Summer science program intrigues high-schoolers

July 05, 1992|By Sherrie Ruhl | Sherrie Ruhl,Staff Writer

It is summer and school's out. But for some Harford high school students a science-awareness program is in.

The weeklong program combines field trips with hands-on experience and gives students a chance to explore areas of science that interest them.

Is there life beyond the solar system as we know it, or a planet waiting to be found in some distant galaxy?

Wanda Gee thinks so, and she wants to discover it. Wanda, 15, has had plenty of opportunities to learn more about science, thanks to the Summer Science Awareness Program offered to minority students last week through Harford Community College.

"Science is my favorite subject. I like doing experiments, and I like to make things blow up," said Wanda, who will be in the 10th grade at Aberdeen High School in the fall.

Wanda said she wants to be a chemist or a chemical engineer and also would like to study astronomy.

"I think I can discover something new," she said.

Wanda was one of 16 students about to enter 10th grade at Havre de Grace High School and Aberdeen High School, who attended the weeklong session on environmental science.

A similar program that focused on chemistry was held for 20 ninth-grade students the week before at the college.

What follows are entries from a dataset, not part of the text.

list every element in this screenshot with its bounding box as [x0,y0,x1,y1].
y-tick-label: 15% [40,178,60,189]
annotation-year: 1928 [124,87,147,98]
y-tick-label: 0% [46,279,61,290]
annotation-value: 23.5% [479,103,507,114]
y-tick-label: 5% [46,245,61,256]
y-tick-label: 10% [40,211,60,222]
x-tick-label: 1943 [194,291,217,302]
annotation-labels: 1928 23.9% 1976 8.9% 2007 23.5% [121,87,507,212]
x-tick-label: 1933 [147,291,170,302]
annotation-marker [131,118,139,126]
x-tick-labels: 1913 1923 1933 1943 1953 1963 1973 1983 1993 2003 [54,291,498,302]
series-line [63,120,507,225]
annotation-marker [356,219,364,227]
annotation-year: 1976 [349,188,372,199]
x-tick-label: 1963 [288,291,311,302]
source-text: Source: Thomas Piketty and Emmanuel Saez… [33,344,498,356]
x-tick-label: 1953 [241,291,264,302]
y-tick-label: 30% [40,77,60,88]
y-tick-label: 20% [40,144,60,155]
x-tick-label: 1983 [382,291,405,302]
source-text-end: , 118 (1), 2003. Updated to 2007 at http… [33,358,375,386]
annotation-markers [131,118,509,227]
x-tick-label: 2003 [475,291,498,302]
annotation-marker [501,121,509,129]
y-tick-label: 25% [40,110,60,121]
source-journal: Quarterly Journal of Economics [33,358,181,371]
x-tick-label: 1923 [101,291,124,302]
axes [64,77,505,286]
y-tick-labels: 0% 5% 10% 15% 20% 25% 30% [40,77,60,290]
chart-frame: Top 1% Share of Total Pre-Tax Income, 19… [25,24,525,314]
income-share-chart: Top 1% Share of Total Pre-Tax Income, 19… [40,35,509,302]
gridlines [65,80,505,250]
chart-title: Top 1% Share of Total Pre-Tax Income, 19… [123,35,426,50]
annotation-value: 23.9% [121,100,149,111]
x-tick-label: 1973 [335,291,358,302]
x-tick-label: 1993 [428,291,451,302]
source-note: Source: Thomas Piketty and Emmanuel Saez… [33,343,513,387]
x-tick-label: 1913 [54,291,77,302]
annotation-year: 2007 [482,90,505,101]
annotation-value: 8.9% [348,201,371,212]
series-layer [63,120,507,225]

The programs are sponsored through Harford Community College and Harford County Public Schools, the Chemical Industry for Minority Engineering Inc. in Philadelphia, a non-profit organization with the mission of getting more minority students interested in the sciences. Two local corporations, J. M. Huber Corp. and American Cyanamid, both of Havre de Grace, were also sponsors of the program.

There is no cost to the student, and transportation, supplies and lunch are provided.

Linda M. Parker, HCC's minority recruiter, said programs like this one are essential if more minority students are going to become involved in the sciences.

Ms. Parker said the program gets students to think about careers in science, and at the same time, "serves to inspire minority kids to stay in schools."

Frederick Merritt, 15, got to take biology last year at Aberdeen High School instead of earth science like most other ninth-graders. He said the environmental sciences program at HCC expanded his scientific knowledge because of the experiments he did.

Frederick said he is determined to go to college but is not sure what he wants to study.

TH Program participants took field trips to local industries, including

Aberdeen Proving Ground, and several environmental sites. They also got hands-on experience conducting some experiments at HCC laboratories.

Kaye Starnes, director of community services at HCC, said the program gives students a chance to see the possibilities for well-paying jobs in their own community.

"It also shows the students what it takes to be part of those jobs," she said.